In an earlier post, I defined a hybrid cloud and discussed possible scenarios including multiple public cloud providers, private clouds and traditional information technology (IT) environments.
While that post hopefully provided a good explanation of hybrid cloud infrastructures, it was not the full story, especially if you plan to implement a hybrid cloud in your environment. Like an onion that has many different layers around its core to protect it and keep it nice, white and juicy, hybrid cloud infrastructure has many different layers that keep it functional. Let’s take a look at these layers.
Don’t underestimate the complexity that is introduced as a result of the different technologies and service providers in a hybrid setup. Establishing a common management infrastructure might be extremely hard and might not always make sense; however, there are components that you might want to integrate and harmonize. Usually these components provide monitoring, alerting and ticketing tools.
Whenever a new piece of infrastructure is added to your hybrid setup, you should consider the extent to which you need to integrate it into your existing management systems, and how to manage it once it is integrated.
Once the infrastructure is managed properly, you can think about how to provision new workloads. The next layer we should consider is orchestration. As with the management of your hybrid cloud infrastructure, your goal here should be to have a single point for provisioning that spans services over different cloud infrastructures.
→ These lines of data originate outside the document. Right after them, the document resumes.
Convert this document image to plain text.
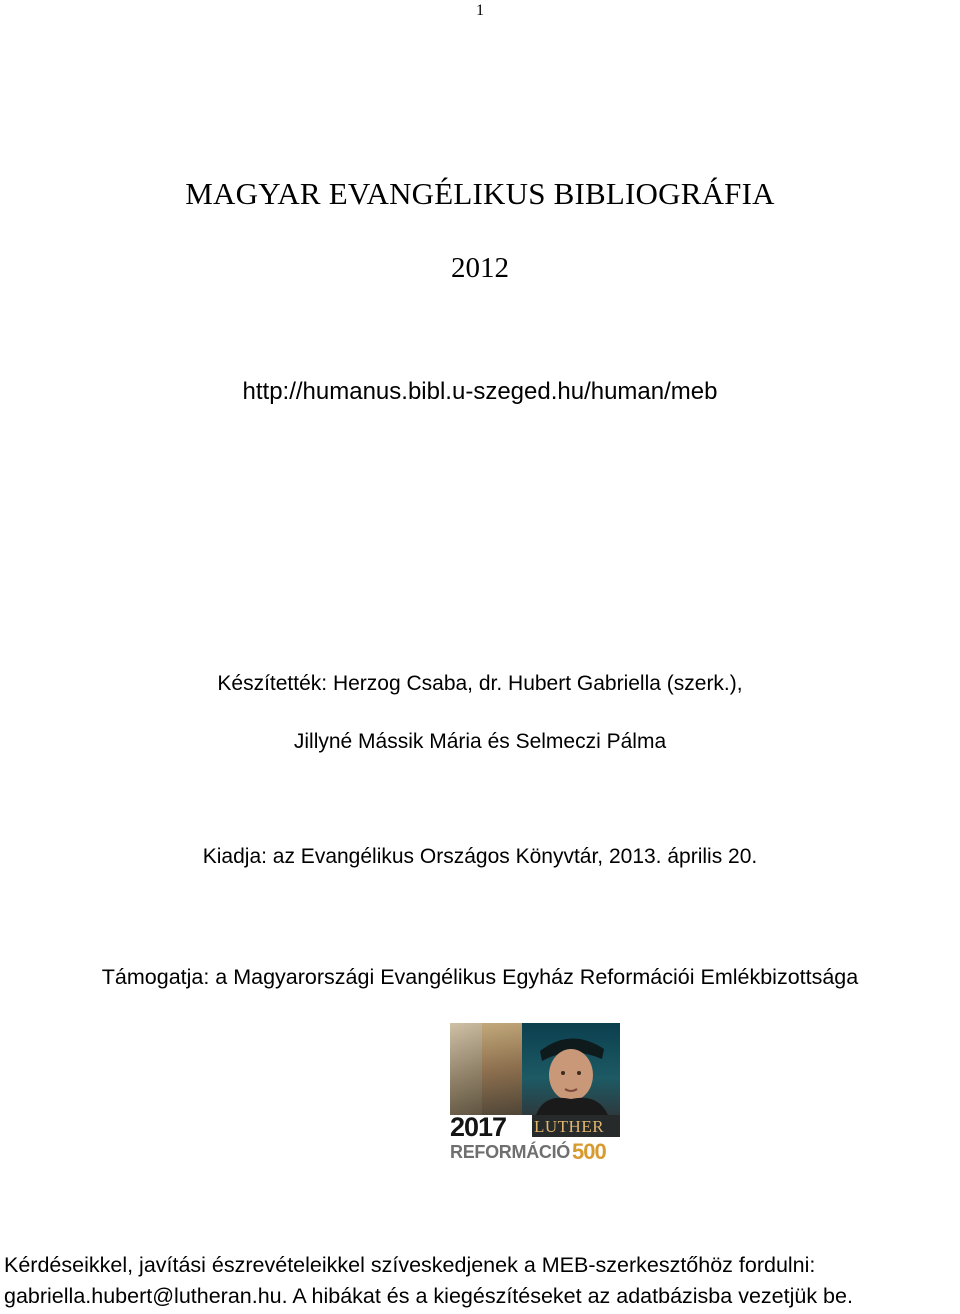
1
MAGYAR EVANGÉLIKUS BIBLIOGRÁFIA
2012
http://humanus.bibl.u-szeged.hu/human/meb
Készítették: Herzog Csaba, dr. Hubert Gabriella (szerk.),
Jillyné Mássik Mária és Selmeczi Pálma
Kiadja: az Evangélikus Országos Könyvtár, 2013. április 20.
Támogatja: a Magyarországi Evangélikus Egyház Reformációi Emlékbizottsága
2017 LUTHER
REFORMÁCIÓ 500
Kérdéseikkel, javítási észrevételeikkel szíveskedjenek a MEB-szerkesztőhöz fordulni:
gabriella.hubert@lutheran.hu. A hibákat és a kiegészítéseket az adatbázisba vezetjük be.
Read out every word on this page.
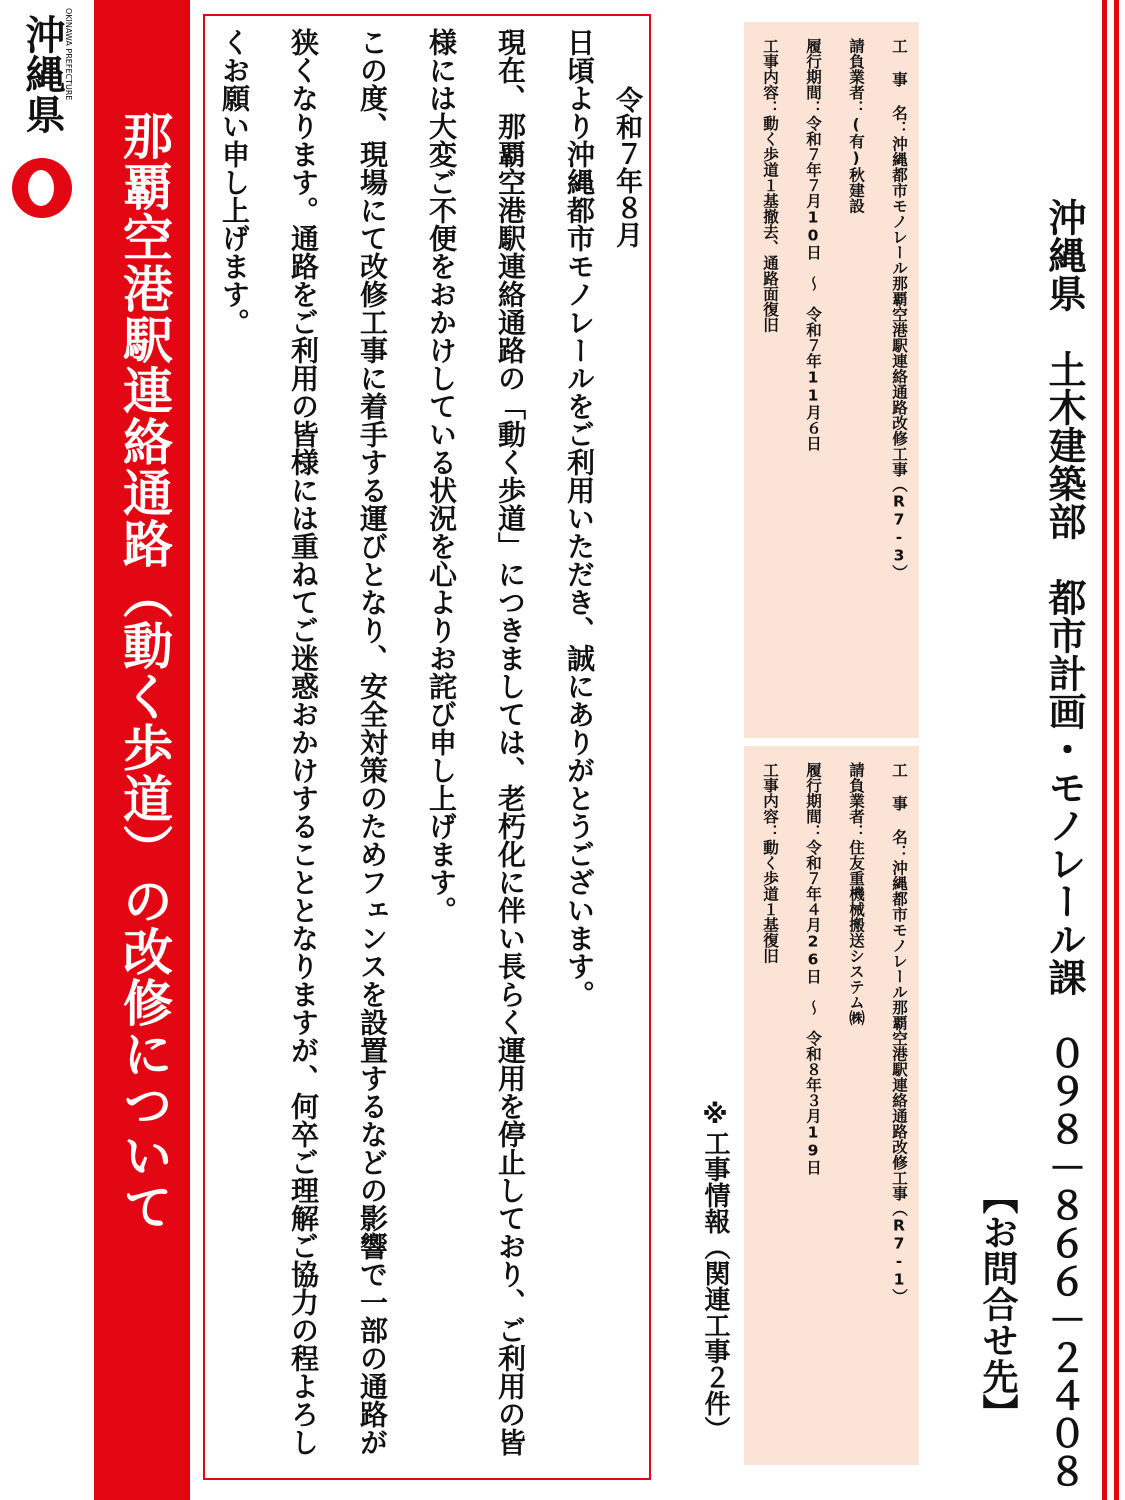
沖縄県
OKINAWA PREFECTURE
那覇空港駅連絡通路（動く歩道）の改修について	日頃より沖縄都市モノレールをご利用いただき、誠にありがとうございます。

現在、那覇空港駅連絡通路の「動く歩道」につきましては、老朽化に伴い長らく運用を停止しており、ご利用の皆様には大変ご不便をおかけしている状況を心よりお詫び申し上げます。

この度、現場にて改修工事に着手する運びとなり、安全対策のためフェンスを設置するなどの影響で一部の通路が狭くなります。通路をご利用の皆様には重ねてご迷惑おかけすることとなりますが、何卒ご理解ご協力の程よろしくお願い申し上げます。	令和７年８月
※工事情報（関連工事２件）	工 事 名：沖縄都市モノレール那覇空港駅連絡通路改修工事（R7-1）
請負業者：住友重機械搬送システム㈱
履行期間：令和７年４月26日　～　令和８年３月19日
工事内容：動く歩道１基復旧
工 事 名：沖縄都市モノレール那覇空港駅連絡通路改修工事（R7-3）
請負業者：(有)秋建設
履行期間：令和７年７月10日　～　令和７年11月６日
工事内容：動く歩道１基撤去、通路面復旧
【お問合せ先】 沖縄県　土木建築部　都市計画・モノレール課　０９８－８６６－２４０８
The ongoing standardization of cloud application programming interfaces (APIs) addresses this need. Amazon Web Services APIs and OpenStack may be considered industry standards in this arena. More and more cloud providers and cloud products support at least one of the two, often both. Tools like IBM Cloud Orchestrator can not only provision single workloads on different hybrid infrastructures, but can also define workload patterns for faster and easier deployment.
Orchestration enables the use of a hybrid infrastructure in an automated way. And once you are able to orchestrate your environment, you need to control how that is done. The main question to answer is which workloads should run where. This is crucial because each hybrid infrastructure has its strengths and weaknesses. Private clouds might be the place for sensitive data, while public clouds might provide the best price point. It is important to establish policies about hybrid cloud usage scenarios.
Hybrid clouds are defined by their infrastructures, which are much like the layers of an onion. To successfully establish a hybrid cloud setup, management, orchestration and governance must not be forgotten!